B.C. Conservative leader brushes off resignation demands
John Cummins also announces party finances healthiest in its history
B.C. Conservative party leader John Cummins is brushing off calls for his resignation, describing the demands as a lot of noise with no substance.
But the noise got louder Wednesday as a collection of constituency association presidents issued an ultimatum – saying Cummins must quit by Friday, or donations to the party will dry up.
Ariane Eckardt, the constituency association president for Burnaby North, says Cummins' continued leadership has resulted in potential party donors putting their wallets away.
"I have been told now several times that there are people waiting in the wings to get this party healthy again so that they can support us," Eckardt said.
But Cummins insists the party has thrived under his leadership, raising more than $200,000 in the first nine months of this year, leaving the B.C. Tories in the best financial shape ever.
"The party's fund-raising success under my leadership demonstrates that British Columbian's increasingly support our message of fundamental change in Victoria," he said in a news release.
He also says while 14 party members have resigned over his leadership, 381 other people have signed up as new party members since September 3rd, and the dissidents represent only a small number of people.
Despite the turmoil in his party, Cummins says he thinks things are going "remarkably well."
Cummins, who insists he will lead the party into the next election, initially gave those within the party who questioned his leadership until noon Wednesday to get in line or quit, but later amended the deadline, saying the situation was "fluid."
Last month, party members voted just over 70 per cent in support of Cummins' leadership and against holding a leadership review.
Hours after the vote, the party's only sitting MLA John van Dongen quit the party saying he didn't believe Cummins had the capacity to do the job.
On Tuesday, Eckardt and another local constituency presidents called for Cummins to step down.
"The time for Mr.
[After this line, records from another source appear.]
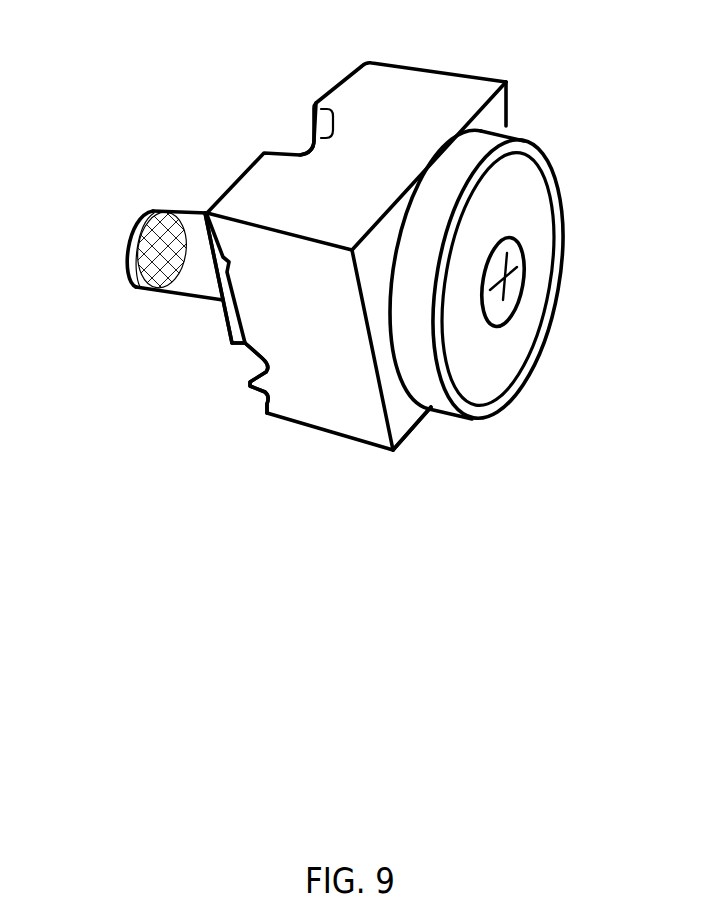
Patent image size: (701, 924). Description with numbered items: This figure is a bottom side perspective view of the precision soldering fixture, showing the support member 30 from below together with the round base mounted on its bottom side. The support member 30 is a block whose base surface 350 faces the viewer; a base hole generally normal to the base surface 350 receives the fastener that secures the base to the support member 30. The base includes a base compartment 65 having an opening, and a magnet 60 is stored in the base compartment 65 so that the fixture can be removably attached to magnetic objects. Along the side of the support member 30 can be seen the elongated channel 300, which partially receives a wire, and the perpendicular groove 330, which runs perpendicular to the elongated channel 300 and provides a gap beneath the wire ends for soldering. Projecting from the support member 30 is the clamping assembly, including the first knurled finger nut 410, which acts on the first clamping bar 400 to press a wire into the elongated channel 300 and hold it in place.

The support member 30 is at (468, 72).
The perpendicular groove 330 is at (297, 145).
The base surface 350 is at (400, 417).
The first clamping bar 400 is at (232, 341).
The elongated channel 300 is at (252, 368).
The first knurled finger nut 410 is at (137, 213).
The magnet 60 is at (510, 350).
The base compartment 65 is at (560, 207).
Cummins to go is now, but yes, we are conciliatory as far as the rest of the party is concerned," Eckardt said. "We really would like this to be a viable party to take on the NDP in the next election."
Allison Patton, president of the Surrey-White Rock constituency association, also urged Cummins to resign.
"The timing may not be perfect but is required if we're going to move forward under the B.C. Conservative Party because under John Cummins, we are not going anywhere."
The most recent poll by Angus Reid put the Conservatives in third place with 19 per cent voter support, behind the governing Liberals at 25 per cent and the opposition NDP at 46 per cent.
But the infighting within the party is threatening to derail that, with many commentators questioning if the party is prepared to run the province if it can't manage its own internal affairs.